A key characteristic of the companies’ posts was how often they talked about their sponsorship of sporting events or charities, rather than talking about what they sell.
“Basically, this type of activity should be welcomed. The problem becomes when corporate philanthropy veers into corporate social responsibility washing, things like greenwashing, sportswashing and wakewashing,” Supran said.
Examples of greenwashing include a Lufthansa Instagram post merging an airplane with the body of a shark swimming in the ocean.
The post was designed to highlight a sharkskin-style coating being applied to the aircraft’s body to improve airflow and reduce fuel consumption.

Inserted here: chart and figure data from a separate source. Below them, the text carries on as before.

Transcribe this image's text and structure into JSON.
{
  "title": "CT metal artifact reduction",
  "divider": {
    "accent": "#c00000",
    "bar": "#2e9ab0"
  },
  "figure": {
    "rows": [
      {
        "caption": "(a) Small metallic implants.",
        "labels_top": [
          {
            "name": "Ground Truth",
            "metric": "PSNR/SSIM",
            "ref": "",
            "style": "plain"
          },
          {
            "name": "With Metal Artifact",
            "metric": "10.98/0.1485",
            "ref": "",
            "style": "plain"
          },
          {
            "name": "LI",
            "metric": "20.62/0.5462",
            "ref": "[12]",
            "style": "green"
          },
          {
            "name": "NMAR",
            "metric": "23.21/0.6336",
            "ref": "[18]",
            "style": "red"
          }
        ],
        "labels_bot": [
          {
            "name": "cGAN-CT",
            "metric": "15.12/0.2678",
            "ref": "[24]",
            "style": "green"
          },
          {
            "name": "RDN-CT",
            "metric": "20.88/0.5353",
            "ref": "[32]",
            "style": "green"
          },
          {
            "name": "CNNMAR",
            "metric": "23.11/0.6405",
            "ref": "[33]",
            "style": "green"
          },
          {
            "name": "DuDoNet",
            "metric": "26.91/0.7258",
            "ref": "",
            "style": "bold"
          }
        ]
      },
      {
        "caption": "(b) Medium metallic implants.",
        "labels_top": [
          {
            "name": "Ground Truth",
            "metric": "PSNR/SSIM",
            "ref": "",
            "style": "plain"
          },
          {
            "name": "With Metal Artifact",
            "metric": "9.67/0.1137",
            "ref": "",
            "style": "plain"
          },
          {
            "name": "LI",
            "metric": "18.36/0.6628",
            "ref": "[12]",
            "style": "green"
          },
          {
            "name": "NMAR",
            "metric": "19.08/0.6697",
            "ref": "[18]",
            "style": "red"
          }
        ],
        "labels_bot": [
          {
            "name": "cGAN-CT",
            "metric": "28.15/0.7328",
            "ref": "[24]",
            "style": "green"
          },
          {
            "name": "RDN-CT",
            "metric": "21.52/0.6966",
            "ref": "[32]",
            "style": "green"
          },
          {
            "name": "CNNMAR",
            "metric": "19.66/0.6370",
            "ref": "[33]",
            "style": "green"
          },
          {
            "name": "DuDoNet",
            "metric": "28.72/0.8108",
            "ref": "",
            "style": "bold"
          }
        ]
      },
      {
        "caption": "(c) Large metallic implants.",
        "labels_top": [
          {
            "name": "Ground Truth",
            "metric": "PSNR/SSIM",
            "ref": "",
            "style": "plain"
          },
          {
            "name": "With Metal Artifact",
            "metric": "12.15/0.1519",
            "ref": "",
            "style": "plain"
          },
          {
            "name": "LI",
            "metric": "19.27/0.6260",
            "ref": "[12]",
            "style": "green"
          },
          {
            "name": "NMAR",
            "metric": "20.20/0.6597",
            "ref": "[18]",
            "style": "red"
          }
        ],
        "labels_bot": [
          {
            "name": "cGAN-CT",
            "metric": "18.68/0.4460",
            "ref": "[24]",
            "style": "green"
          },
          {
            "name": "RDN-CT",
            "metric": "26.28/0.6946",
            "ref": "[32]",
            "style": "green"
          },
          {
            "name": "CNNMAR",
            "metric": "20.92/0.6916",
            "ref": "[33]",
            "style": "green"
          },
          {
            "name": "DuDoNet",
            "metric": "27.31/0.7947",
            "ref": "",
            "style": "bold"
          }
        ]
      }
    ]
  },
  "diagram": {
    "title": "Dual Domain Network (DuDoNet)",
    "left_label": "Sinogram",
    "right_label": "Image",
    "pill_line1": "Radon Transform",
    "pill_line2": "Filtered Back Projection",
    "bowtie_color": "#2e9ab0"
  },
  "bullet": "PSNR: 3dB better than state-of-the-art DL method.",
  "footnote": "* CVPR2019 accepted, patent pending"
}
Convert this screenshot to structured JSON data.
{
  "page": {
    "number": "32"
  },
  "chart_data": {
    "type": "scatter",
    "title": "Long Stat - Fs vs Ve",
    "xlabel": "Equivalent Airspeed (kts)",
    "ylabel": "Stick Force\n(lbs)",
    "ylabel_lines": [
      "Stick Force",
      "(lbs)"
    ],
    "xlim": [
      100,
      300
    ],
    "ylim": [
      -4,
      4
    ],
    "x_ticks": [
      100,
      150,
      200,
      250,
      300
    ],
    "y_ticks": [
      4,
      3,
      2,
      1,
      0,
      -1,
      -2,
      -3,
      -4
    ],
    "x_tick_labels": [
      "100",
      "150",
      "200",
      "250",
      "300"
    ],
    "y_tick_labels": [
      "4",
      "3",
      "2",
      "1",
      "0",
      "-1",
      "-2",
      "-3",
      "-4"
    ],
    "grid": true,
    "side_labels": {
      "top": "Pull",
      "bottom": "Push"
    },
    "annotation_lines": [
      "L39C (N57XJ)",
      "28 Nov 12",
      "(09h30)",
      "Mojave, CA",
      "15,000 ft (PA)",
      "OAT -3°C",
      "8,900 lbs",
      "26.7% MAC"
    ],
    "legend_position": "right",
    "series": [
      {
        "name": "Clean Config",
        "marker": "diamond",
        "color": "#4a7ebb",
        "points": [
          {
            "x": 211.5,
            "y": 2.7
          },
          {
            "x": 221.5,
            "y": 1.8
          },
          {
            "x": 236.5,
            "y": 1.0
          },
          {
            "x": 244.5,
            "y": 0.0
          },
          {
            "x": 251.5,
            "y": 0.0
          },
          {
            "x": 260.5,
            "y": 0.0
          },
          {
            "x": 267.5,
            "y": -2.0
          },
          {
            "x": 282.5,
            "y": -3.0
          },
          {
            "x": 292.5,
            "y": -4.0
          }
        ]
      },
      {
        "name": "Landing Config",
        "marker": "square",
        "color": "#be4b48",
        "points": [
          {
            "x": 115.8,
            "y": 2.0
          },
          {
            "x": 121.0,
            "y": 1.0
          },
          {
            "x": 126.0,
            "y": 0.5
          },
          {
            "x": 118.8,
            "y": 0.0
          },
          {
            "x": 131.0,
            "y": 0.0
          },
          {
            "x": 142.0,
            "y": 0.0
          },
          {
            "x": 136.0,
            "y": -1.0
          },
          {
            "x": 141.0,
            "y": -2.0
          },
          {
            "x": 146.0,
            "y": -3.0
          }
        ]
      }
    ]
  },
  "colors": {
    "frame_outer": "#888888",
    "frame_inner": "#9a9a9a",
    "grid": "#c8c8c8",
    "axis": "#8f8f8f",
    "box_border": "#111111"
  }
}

Tweets from Air France-KLM and Lufthansa used the hashtag “SustainableAviationFuel” to promote the use of biofuel on some routes.
These contributions ignore the fact that such fuels represent a tiny fraction of all fuel consumed by industry, and not all experts are yet convinced they can enable climate-safe air travel, the report says.
“Pretty insidious”
Green posts also tend to feature more women, non-binary people, and non-Caucasian people — for example, a tweet by Wizz Air on World Environment Day features an older black woman who appears to be part tree, part human, standing in a more voluptuous green Forest.
The post is not only symbolic, the report says, it also promotes an article on how to reduce personal energy consumption.
This is a common corporate practice, dubbed by researchers as “redirecting responsibility,” putting individual behavior, rather than government and corporate actions, at the center of climate change mitigation.
A Fiat YouTube video, meanwhile, shows a group of attractive youngsters sailing and driving through beautiful mountains in the Italian countryside.
“Behavioral psychologists have observed significant affective responses from consumers exposed to images of nature,” Supran explained.
“It can make a company appear greener in a unique way, doing the subtle work of overriding even the most critical of observers in quite insidious ways.”
Silvia Pastorelli, an activist with Greenpeace, said in a statement that the report highlighted techniques “hidden in plain sight”.
“This is a systematic greenwashing effort that needs to be addressed with a legal ban on all fossil fuel advertising and sponsorship across Europe, as has been done with tobacco,” she added.